Blackcabbit (aka. Dionnie Takahashi) is an illustrator living in Japan. She loves drawing whimsical animal characters, as well as doing handmade crafts to beautify the world she lives in.
A Japanese baby’s first festival celebration is known as Hatsu zekku (初節句). Only the initial event that falls under the five major festivals (Gosekku – 五節句) can be determined as a Hatsu zekku. These Gosekku festivals are events celebrating the change in seasons.
On May 5th, two months after his birthday, Baby had his Hatsu zekku (初節句 / First Festival). It was Children’s Day in Japan. Until recently, the national holiday was known as Tango no sekku (端午の節句 / Boy’s Day). Despite the name changed, it remains a boy-centered festival.
Like any Japanese household with sons, we displayed the Musha Ningyo (Warrior Dolls), or commonly known as Gogatsu Ningyo (五月人形 / May Dolls). A traditional set can be ridiculously expensive as it includes a splendid samurai armor suit and other exquisite warlike ornaments (i.e. sword, spears, bow, arrows, banners etc.) Hence nowadays, most families just use simple and contemporary Musha Ningyo to express the hope that their sons will acquire health, happiness, as well as samurai virtues such as courage and strength.
This one featuring Momo-Taro (Peach Boy)
– Little boys’ well-loved fictional hero.
Fortunately for us, we had a set handed down from one generation. My husband’s grandparents bought a set for him when he was only a few months old. It was displayed once and then was kept in storage for more than 30 years. This festival, the set was once again a stunning exhibit in the tatami room.

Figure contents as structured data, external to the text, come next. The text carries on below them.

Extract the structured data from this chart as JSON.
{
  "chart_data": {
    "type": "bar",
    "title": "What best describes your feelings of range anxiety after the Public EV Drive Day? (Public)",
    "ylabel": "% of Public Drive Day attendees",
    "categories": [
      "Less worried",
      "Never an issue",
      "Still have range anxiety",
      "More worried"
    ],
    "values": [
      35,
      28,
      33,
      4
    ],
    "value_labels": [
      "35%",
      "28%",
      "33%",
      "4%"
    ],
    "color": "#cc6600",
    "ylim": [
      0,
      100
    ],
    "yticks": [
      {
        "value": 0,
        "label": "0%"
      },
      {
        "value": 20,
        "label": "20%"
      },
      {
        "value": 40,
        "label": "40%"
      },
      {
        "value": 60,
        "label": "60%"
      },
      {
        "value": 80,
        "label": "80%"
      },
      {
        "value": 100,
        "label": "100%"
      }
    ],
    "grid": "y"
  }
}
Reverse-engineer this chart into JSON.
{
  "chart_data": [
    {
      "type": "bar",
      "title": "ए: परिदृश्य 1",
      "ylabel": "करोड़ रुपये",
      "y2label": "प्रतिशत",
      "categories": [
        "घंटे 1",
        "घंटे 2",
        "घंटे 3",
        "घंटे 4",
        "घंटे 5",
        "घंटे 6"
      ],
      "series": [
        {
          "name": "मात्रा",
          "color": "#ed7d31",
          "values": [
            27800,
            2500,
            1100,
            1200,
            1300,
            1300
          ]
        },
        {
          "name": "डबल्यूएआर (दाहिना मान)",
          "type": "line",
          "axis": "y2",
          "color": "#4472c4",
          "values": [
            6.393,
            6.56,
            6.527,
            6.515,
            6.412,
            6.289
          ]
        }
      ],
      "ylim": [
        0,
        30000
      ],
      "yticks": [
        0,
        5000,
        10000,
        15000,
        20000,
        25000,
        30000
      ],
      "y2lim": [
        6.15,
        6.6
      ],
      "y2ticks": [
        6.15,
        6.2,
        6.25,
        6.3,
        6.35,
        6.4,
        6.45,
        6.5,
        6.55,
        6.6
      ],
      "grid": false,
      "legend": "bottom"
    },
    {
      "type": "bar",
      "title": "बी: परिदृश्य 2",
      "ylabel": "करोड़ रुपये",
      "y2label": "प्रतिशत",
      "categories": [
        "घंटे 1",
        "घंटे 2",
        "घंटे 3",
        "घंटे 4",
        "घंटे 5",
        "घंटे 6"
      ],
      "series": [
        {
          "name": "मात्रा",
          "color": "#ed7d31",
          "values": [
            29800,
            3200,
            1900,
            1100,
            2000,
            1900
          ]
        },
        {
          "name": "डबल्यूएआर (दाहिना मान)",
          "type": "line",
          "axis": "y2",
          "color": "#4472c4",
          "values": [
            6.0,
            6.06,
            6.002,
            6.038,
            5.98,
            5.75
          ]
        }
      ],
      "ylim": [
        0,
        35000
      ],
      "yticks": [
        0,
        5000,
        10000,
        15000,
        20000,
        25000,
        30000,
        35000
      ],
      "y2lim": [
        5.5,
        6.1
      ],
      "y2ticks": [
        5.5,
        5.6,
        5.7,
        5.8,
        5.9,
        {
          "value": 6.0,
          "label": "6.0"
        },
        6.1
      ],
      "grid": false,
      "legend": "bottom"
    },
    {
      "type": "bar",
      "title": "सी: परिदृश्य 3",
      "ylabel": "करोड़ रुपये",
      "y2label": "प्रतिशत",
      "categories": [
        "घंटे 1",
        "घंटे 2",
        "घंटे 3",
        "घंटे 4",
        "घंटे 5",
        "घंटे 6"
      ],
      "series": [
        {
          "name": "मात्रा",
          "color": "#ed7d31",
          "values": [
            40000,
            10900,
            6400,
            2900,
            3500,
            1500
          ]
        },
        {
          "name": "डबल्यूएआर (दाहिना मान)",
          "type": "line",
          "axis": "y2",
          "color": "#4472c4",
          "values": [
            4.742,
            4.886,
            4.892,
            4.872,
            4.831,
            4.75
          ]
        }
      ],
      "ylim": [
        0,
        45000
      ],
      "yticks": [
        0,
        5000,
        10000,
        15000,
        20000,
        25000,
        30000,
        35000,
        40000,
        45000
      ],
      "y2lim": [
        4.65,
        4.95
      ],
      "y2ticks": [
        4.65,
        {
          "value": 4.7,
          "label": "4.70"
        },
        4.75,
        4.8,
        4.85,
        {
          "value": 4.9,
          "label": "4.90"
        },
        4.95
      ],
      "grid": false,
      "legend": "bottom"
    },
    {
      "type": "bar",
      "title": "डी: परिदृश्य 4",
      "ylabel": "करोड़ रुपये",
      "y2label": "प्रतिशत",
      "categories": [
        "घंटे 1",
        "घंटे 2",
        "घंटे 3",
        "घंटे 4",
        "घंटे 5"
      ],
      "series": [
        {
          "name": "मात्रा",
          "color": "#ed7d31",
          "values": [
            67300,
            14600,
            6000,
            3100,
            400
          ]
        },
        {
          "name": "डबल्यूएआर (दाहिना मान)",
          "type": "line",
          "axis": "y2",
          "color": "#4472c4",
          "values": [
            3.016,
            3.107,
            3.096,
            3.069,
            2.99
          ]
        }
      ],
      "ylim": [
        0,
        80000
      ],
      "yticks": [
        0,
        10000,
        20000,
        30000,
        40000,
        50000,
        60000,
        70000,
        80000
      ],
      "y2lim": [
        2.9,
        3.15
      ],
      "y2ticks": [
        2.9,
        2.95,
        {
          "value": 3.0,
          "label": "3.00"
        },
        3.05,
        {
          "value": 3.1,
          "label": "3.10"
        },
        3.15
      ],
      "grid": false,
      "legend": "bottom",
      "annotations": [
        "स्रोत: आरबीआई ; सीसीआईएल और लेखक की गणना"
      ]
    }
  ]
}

Oops, I just realized from the photo that the set was incomplete.
The bow/arrow and a pair of Japanese iris ornaments were left out.
Another prominent symbol of Tango no sekku is the Koinobori (鯉のぼり/ Carp-shaped Streamers), which is usually placed at the most windy exterior of the house. The Koinobori, is a depiction of carps swimming upstream against strong currents. By hoisting the streamers, parents hope for stamina, strength, determination and life advancement for their sons.
The Large (black) carp for the daddy, medium (red) carp for mummy,
and small (blue) carp for Baby.
Baby’s Koinobori toy.
Usually, Baby had his bath in the baby tub. However on Boy’s Day, he had the traditional Shobu yu (菖蒲湯 / Japanese Iris Bath) in the regular bathtub with his daddy. The Shobu (菖蒲 / Japanese Iris) is the symbolic plant of Tango no sekku, which is why the festival is also known as Shobu no sekku (菖蒲の節句 / Iris Festival). It has strong association with Boy’s Day because of its long narrow sword-like leaf and the same sound as 勝負 (Shobu / Fight). Parents hope that their sons will have victory in any match or competition, or otherwise to put up a good fight even in defeat.